Prof. Karl Duderstadt
Max-Planck Institute of Biochemistry, Germany
The Duderstadt Group are interested in understanding the organization and dynamics of macromolecular complexes, such as the replisome which is responsible for DNA replication.
Successful DNA replication is critical for cell survival, and errors within this process have been implicated in many disease pathologies. The Duderstadt Group studies this process by introducing fluorescently labeled enzymes, such as DNA polymerase and RNA polymerase, into bacterial model systems. This allows them to visualize and track the polymerase enzymes within the replisome as they move along a DNA substrate during replication. They can then use kymograph analyses to quantify the movement along the DNA strands to better understand these processes.

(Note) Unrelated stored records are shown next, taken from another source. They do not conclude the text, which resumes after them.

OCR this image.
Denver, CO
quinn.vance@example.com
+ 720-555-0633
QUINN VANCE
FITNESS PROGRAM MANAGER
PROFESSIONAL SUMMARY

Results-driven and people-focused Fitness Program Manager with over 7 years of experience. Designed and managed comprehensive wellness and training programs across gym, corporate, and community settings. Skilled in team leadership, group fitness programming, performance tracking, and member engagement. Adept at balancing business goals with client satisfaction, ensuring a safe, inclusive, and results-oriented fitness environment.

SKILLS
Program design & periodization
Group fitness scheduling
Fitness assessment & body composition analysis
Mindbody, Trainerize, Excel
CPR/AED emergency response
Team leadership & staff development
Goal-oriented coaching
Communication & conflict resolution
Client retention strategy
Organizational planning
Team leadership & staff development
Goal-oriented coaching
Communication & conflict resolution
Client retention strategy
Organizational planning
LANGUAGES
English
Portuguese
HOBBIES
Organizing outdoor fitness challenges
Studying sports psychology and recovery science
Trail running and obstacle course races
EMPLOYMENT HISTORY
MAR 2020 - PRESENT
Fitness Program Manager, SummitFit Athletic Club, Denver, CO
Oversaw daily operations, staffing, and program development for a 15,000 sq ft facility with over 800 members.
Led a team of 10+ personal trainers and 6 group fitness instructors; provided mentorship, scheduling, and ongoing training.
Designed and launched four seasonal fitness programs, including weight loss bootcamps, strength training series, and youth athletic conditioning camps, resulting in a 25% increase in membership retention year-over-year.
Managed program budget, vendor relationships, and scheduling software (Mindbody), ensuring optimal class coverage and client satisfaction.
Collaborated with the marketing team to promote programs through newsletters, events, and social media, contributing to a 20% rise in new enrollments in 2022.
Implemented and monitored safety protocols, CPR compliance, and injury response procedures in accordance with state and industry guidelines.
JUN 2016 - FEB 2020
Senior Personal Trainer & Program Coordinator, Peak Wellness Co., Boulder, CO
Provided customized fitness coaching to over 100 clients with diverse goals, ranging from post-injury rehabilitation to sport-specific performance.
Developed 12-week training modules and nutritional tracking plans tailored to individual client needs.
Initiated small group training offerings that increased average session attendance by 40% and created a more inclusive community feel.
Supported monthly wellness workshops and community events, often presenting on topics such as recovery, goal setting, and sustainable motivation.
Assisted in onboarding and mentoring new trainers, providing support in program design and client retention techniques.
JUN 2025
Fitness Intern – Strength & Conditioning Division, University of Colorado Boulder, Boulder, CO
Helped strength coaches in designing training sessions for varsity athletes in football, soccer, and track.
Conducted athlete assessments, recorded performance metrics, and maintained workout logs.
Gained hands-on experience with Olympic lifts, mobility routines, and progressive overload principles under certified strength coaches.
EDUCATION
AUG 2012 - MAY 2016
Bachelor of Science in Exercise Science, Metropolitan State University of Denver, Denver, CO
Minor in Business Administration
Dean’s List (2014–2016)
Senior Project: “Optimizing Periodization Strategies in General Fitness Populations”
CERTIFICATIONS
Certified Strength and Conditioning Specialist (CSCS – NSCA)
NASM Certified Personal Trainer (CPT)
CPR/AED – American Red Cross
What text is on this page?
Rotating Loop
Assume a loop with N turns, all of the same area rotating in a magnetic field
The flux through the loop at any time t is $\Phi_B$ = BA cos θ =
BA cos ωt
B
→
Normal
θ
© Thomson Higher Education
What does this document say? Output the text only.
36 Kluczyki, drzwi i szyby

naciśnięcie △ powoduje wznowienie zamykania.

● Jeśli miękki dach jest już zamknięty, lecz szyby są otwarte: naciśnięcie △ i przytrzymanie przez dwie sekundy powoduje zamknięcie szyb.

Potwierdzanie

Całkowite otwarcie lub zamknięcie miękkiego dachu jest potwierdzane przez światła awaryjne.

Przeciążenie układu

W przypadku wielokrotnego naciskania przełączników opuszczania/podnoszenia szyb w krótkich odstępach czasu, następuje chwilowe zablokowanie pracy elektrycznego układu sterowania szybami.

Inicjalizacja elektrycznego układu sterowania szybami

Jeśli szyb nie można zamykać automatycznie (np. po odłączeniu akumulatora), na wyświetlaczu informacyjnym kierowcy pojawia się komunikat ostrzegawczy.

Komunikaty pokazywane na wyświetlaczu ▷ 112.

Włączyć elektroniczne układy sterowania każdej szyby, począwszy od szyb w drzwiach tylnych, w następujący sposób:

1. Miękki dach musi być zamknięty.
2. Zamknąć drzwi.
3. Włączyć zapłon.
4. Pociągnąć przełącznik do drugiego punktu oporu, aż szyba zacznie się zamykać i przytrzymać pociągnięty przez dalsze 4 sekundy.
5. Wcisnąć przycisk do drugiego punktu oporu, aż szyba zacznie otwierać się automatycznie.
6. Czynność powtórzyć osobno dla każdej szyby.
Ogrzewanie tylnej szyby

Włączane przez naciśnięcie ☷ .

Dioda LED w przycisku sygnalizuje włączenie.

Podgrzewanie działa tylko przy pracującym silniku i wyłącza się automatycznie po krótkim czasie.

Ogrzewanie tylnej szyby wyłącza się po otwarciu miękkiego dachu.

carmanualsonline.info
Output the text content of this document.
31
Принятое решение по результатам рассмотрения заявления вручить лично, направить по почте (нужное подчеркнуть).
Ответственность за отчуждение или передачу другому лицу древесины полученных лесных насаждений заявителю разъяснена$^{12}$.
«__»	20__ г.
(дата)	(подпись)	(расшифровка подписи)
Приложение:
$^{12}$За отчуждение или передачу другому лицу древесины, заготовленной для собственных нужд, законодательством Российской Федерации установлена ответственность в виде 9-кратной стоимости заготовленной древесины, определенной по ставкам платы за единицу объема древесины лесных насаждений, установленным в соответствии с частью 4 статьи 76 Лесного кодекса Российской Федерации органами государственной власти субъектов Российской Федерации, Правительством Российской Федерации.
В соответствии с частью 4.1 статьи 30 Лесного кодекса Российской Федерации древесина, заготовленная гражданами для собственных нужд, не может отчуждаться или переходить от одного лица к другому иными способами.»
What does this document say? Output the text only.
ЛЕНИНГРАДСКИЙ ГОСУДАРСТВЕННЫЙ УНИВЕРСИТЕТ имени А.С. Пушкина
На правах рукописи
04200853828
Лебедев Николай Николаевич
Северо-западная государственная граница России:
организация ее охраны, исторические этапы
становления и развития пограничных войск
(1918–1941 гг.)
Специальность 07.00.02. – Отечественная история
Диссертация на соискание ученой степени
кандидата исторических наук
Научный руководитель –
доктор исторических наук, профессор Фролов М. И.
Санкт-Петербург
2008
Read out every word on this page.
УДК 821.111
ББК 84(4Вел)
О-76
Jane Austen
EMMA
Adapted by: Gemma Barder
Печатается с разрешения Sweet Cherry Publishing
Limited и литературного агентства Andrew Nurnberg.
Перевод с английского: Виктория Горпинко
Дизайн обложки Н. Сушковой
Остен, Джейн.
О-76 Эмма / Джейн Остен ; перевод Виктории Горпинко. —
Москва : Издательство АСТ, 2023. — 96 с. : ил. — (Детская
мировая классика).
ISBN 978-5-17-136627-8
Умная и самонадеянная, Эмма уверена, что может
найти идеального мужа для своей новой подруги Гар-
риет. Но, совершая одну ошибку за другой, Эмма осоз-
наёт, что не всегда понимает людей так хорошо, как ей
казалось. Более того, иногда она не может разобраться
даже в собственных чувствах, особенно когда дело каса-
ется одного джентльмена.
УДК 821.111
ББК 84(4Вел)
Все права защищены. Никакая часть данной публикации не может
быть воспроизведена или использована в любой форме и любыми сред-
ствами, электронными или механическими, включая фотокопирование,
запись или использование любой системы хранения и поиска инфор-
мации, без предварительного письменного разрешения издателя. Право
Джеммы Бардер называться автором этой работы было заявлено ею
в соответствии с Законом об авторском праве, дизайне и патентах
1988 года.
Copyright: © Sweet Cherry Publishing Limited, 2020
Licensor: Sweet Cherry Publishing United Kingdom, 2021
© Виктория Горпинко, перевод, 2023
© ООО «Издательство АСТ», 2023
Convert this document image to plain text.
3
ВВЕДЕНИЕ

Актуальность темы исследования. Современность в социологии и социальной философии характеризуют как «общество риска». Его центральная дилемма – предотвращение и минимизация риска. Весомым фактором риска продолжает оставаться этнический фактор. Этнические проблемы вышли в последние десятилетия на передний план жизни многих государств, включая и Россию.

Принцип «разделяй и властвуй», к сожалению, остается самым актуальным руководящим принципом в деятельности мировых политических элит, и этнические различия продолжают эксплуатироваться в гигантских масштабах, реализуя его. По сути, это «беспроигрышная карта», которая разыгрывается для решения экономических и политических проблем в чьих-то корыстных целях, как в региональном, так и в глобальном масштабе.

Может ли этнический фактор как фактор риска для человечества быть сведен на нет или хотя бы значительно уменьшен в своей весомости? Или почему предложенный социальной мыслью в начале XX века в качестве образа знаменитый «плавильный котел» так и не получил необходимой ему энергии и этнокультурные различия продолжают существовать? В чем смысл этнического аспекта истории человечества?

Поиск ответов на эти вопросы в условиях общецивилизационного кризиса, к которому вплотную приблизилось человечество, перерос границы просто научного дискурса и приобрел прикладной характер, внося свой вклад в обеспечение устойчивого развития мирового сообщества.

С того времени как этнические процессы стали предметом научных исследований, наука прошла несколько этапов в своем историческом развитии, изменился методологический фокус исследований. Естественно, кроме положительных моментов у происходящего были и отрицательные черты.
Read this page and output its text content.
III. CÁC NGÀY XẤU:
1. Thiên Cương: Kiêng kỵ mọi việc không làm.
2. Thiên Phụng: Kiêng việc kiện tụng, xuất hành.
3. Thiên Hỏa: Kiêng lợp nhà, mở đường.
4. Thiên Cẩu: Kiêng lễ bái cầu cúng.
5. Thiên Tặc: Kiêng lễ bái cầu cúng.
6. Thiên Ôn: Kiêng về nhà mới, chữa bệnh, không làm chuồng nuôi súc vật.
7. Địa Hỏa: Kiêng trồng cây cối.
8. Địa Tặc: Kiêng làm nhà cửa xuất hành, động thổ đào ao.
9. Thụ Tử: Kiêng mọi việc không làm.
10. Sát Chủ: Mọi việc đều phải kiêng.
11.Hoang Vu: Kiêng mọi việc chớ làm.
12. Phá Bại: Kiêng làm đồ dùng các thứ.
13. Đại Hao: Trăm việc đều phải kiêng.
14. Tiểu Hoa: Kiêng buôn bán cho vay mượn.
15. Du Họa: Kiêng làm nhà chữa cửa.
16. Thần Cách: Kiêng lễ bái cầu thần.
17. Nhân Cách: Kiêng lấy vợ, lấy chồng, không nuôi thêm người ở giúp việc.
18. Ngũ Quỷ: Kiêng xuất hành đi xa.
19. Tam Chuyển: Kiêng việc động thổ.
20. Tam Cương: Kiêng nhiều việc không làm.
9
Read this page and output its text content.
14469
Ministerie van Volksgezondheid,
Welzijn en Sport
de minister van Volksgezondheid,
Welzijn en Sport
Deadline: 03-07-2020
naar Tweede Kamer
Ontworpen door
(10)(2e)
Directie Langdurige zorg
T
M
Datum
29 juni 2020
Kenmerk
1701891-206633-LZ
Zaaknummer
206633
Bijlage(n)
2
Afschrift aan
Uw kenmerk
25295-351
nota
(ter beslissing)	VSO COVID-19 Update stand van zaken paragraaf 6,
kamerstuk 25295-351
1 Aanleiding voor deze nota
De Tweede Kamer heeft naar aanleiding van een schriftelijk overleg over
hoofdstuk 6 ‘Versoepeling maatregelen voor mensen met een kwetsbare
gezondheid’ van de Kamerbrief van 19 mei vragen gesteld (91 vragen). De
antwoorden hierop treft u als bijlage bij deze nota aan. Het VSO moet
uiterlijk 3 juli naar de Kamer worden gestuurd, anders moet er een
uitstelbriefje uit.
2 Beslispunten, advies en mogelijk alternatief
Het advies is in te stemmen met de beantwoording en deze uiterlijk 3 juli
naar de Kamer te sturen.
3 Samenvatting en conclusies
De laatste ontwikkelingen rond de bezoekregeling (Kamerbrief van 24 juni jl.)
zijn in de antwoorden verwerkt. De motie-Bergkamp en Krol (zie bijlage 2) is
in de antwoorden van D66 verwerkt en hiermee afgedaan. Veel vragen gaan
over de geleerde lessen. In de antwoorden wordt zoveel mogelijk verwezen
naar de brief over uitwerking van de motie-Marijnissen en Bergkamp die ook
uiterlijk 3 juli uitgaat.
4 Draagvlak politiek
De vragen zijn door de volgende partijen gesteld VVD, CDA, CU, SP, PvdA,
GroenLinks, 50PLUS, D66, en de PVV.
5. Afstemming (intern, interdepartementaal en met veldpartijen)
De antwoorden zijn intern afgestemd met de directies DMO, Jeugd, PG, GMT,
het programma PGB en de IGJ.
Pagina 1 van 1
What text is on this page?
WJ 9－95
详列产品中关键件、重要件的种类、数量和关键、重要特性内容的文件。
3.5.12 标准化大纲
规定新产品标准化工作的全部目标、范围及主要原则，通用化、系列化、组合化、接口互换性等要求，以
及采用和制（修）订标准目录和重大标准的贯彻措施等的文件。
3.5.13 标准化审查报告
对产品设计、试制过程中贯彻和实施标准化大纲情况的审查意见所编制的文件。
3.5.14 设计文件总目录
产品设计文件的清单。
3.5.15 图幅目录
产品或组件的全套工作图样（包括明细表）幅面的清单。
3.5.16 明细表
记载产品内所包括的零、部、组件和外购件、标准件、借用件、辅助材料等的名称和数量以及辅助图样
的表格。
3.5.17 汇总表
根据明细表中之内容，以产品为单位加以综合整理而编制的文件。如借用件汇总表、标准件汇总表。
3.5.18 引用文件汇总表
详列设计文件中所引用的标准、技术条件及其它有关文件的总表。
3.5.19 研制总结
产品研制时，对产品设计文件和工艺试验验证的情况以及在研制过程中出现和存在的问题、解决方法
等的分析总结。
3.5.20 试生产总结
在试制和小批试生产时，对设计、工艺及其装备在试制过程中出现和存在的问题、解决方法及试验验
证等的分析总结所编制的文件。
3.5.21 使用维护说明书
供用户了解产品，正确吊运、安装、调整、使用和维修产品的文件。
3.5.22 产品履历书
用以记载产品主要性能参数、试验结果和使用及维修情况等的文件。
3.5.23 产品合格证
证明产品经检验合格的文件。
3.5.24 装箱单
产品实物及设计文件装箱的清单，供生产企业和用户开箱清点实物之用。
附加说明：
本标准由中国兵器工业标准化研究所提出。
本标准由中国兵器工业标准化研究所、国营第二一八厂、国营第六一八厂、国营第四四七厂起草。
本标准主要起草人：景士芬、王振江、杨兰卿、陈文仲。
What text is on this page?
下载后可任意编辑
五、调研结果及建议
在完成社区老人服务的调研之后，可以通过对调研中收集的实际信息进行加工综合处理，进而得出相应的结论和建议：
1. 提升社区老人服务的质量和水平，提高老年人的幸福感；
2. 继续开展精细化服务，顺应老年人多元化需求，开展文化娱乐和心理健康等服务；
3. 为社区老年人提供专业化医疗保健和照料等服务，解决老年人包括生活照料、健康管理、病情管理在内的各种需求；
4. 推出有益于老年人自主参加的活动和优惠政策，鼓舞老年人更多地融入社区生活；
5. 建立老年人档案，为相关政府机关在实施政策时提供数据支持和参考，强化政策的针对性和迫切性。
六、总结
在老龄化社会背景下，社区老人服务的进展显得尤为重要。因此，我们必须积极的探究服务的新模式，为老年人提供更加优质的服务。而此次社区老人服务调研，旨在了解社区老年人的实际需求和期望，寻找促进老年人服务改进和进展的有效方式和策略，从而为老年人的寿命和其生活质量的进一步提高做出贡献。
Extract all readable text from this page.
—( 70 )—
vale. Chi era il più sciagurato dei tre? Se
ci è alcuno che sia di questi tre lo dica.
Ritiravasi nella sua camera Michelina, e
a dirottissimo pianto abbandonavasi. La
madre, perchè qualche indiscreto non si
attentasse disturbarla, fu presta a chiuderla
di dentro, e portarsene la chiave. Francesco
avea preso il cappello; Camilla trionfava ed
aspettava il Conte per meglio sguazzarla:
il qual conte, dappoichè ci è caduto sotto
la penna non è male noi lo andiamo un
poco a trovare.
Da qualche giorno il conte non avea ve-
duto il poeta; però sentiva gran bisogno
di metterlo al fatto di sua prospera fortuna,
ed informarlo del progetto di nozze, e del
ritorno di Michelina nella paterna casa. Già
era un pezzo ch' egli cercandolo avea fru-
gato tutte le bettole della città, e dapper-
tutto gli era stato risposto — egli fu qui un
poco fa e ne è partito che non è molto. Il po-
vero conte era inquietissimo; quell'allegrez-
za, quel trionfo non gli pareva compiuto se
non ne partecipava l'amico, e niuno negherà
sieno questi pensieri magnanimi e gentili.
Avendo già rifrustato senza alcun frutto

The group primarily use a home built single molecule micromirror TIRF imaging system in their investigations. The micromirrors remove the need for a dichroic mirror and permit switching colors quickly, also removing the need for a filter wheel, making it an ideal system for live imaging.
Professor Duderstadt told us, “Our biggest challenge is how many photons to collect and the corresponding lifetime of the fluorophore we are looking at. This limits our ability to track sometimes.” For this reason, the group needs the highest camera sensitivity to ensure the dyes do not bleach and to permit the collection of as much light as possible to allow tracking.
Faster frame rates and lower costs were also strong factors in the decision to purchase a new camera. Professor Duderstadt told us, “Ideally, we want to put the least amount of excitation light in to allow just enough signal to track the polymerase over time. That’s why, in the past, we used an EMCCD camera, but it appeared to us that the Prime BSI could match the EMCCD for sensitivity.”
The chip size is large, giving us a large field of view, which is really fantastic, and the pixel size is small at 6.5 microns, which permits Nyquist matching on our 60x lens, maximizing resolution in our experiments.